Dans la Constitution pastorale « Gaudium et Spes », le Concile Vatican II appelait à une prise en compte des signes des temps. Sans contester l’indispensable dialogue de l’Église avec le monde, force est de constater qu’il s’agit bien souvent de contre signaux du monde moderne peu réceptif à l’idéal d’exigence de la foi chrétienne.

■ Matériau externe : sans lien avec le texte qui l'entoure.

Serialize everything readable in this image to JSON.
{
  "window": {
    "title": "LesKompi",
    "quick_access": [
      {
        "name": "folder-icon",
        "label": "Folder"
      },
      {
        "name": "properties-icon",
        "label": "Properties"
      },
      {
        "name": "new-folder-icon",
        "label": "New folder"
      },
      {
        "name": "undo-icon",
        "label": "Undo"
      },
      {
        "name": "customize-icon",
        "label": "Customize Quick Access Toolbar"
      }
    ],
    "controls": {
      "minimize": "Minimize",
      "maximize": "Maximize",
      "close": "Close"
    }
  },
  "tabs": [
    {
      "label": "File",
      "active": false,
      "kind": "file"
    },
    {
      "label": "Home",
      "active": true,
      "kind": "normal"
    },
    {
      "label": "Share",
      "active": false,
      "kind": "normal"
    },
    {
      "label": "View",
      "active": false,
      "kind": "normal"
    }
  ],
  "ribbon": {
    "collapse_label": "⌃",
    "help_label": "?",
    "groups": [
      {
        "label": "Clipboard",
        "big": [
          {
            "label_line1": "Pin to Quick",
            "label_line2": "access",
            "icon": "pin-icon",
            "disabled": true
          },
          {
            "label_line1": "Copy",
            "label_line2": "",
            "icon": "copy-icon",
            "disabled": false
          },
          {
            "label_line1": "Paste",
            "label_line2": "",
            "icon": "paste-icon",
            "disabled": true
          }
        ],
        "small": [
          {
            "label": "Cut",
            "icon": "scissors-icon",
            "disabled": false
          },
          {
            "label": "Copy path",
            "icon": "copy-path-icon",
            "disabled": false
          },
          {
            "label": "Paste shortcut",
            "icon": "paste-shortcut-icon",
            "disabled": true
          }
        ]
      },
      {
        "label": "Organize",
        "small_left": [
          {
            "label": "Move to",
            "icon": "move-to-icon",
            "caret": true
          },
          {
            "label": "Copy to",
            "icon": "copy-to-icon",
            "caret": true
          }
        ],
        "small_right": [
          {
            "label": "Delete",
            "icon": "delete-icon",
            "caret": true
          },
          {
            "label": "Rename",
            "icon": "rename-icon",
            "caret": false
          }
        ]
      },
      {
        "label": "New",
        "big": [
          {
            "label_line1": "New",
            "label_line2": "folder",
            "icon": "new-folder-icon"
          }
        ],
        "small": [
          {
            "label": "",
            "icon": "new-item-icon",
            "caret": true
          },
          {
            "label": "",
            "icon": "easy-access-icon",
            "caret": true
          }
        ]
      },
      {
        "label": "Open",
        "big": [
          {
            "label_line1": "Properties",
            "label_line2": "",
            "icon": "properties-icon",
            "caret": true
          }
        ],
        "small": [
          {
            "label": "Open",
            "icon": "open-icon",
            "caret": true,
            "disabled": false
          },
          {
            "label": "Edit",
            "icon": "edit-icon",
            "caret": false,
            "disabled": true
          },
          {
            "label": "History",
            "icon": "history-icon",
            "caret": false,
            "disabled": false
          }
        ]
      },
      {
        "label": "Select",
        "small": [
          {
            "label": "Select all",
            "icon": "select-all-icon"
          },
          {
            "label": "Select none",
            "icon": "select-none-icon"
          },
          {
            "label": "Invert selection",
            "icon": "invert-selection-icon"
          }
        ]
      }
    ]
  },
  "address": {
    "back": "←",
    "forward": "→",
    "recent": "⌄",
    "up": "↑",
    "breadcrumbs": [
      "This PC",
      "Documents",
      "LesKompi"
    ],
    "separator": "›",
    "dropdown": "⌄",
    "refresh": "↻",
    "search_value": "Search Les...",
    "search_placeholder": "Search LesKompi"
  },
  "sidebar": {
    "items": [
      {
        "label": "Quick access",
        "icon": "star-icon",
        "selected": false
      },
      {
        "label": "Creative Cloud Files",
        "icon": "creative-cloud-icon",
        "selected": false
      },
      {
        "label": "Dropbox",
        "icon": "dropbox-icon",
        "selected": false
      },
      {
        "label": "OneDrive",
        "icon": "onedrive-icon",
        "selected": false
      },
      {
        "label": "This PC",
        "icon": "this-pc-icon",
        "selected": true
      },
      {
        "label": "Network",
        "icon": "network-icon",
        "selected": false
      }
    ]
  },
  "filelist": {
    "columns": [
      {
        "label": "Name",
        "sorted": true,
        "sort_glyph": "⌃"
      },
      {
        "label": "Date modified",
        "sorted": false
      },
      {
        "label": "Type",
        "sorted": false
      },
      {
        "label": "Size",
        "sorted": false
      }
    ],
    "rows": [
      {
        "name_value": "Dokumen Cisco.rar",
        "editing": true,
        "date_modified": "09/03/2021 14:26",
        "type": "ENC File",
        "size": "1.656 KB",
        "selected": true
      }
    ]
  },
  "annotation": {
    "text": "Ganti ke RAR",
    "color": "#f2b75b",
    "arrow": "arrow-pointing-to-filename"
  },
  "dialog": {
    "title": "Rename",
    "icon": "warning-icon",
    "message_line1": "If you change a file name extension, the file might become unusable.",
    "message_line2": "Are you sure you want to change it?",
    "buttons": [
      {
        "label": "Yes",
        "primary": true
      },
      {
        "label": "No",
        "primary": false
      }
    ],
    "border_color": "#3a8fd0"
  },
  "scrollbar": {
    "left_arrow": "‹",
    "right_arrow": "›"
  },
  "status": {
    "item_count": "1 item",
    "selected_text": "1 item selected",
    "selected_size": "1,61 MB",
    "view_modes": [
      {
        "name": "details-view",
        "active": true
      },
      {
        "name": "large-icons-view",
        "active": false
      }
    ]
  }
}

Sommes-nous donc condamnés à la barbarie? En fait, si nous voulons des lois conformes à la civilisation chrétienne, et même si nous savons que ces lois seraient profitables à tous, chrétiens comme non chrétiens, mieux vaut disposer, dans nos sociétés, d’un socle chrétien solide et reconnu. C’est ce que le Pape Jean-Paul II avait compris en invitant, dès le début de son pontificat, à une nouvelle évangélisation. Dans un régime démocratique où s’applique la loi de la majorité, il convient que celle-ci ne s’en tienne pas à l’émotion du moment, si bien mise en scène par nos médias, mais soit capable d’un discernement en profondeur que seul un cœur correctement instruit peut réellement effectuer.
Jean-Jacques Rousseau l’avait dit en substance: la démocratie convient à un peuple vertueux.
Qu’en ce temps de Pentecôte, nos élus et nous-même nous laissions caresser par l’Esprit afin de faire voter des lois réellement inspirées. Ce serait pécher contre l’Espérance que de croire une telle perspective impossible.